By Jeff Jacoby- The Boston Globe - Boston.com - Op-ed - News: "ON JULY 14, Chief Justice William Rehnquist announced that he was not about to retire from the Supreme Court. ''I will continue to perform my duties as chief justice as long as my health permits," he said, adding that he wanted his statement ''to put to rest the speculation and unfounded rumors of my imminent retirement."
That is exactly what it did. For months, Rehnquist's expected departure had been widely discussed. But virtually overnight, the subject was dropped. In the weeks ahead, great quantities of newsprint and air time will be devoted to considering whether John Roberts, the president's choice to succeed Sandra Day O'Connor, belongs on the Supreme Court. But almost nothing will be said about whether Rehnquist does. Because the Constitution provides no retirement age for Supreme Court justices, whether Rehnquist stays or goes is entirely up to him.
Perhaps the 80-year-old chief justice, who is suffering from thyroid cancer, can still do his job. But can he do it well? After surgery and chemotherapy last year, he was too ill to attend oral arguments, or even, it seems, to study the briefs and memos in each case. (He said he would vote only in cases that would otherwise end in a tie.) He walks and speaks with obvious difficulty. He is sick, weak, and old, and it is hard to believe that his physical decline has been unaccompanied by a decline in his abilities as a judge.
And Rehnquist isn't even the court's oldest member. John Paul Stevens, a Ford appointee, is 85. How is he holding up under the pressures of Supreme Court life? Maybe he is the rare octogenarian who hasn't lost anything off his fastball. But he could be sliding into senility, and it would make no difference to his constitutional status. Stevens will remain a high court justice, with all the power that position confers, until he dies or chooses to resign.
The mental collapse of an aging Supreme Court justice may sound like a fanciful Hollywood plot. In fact, the historian David J. Garrow showed in a remarkable survey published in the University of Chicago Law Review in 2000, ''the history of the court is replete with repeated instances of justices casting decisive votes . . . when their colleagues and/or families had serious doubts about their mental capacities."
The problem is a very old one. John Rutledge, who served briefly as chief justice after a recess appointment by President Washington, was so shattered by the death of his wife, a contemporary noted, ''as to be in a great measure deprived of his senses." At least twice during his time on the court he tried to commit suicide by drowning himself.
Fortunately, Rutledge left after just six months. Not so Henry Baldwin, who joined the court in 1830 and less than two years later was clearly mentally ill. He missed the court's entire 1833 term because he had to be hospitalized for ''incurable lunacy"; his colleague Joseph Story described him as ''partially deranged at all times." But there was no way to compel his retirement, and Baldwin remained on the court until his death in 1844.
Over and over the story line has been repeated: A Supreme Court justice suffers serious mental decline but refuses to step down. By the start of the 1880 term, Nathan Clifford had been reduced to ''a babbling idiot," a fellow justice wrote. ''He did not know me or any thing, and though his tongue framed words, there was no sense in them." Joseph McKenna was so far gone, Chief Justice William Howard Taft lamented in 1922, that he ''wrote an opinion deciding the case one way when there had been a unanimous vote the other, including his own." Taft himself stayed on the bench too long. ''I am older and slower and less acute and more confused," he admitted privately in 1929. But he was determined to hang on ''in order to prevent the Bolsheviki from getting control."
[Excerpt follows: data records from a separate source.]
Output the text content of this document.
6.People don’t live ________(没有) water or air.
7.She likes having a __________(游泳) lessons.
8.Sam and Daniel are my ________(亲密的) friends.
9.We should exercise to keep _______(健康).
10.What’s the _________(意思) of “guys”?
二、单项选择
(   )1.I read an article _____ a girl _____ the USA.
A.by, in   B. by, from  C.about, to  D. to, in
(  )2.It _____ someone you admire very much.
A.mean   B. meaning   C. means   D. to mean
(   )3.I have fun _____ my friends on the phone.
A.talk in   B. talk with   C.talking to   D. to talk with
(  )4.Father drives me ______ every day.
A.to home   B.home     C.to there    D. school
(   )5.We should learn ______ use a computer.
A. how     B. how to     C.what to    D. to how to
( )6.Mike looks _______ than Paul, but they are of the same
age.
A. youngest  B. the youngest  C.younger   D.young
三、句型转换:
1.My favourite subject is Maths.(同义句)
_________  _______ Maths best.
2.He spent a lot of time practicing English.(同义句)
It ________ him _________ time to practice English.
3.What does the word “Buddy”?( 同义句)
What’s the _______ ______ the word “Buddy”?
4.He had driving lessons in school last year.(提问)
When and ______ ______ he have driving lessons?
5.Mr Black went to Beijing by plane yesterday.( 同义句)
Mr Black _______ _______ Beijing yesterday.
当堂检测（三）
Hugo Black once told his clerks that justices who stay in office longer than they should ''impose terrible burdens" on their colleagues. But he didn't take his own advice, refusing to resign even when a stroke had wrecked his memory and ability to concentrate. A stroke debilitated William O. Douglas's mental abilities, too. In his last years on the bench, he addressed people by the wrong names, spoke in non sequiturs, and dozed during oral arguments. Even after finally retiring, he continued to show up at the court, insisting in his dementia that he was still a sitting justice.
Age sometimes brings wisdom, but too often it brings weakness, fatigue, and mental incapacity. Americans would be aghast at an airline that permitted 80-year-old pilots to fly its jets or a hospital whose surgeons were feeble and confused. Shouldn't we at least be concerned about superannuated Supreme Court judges?"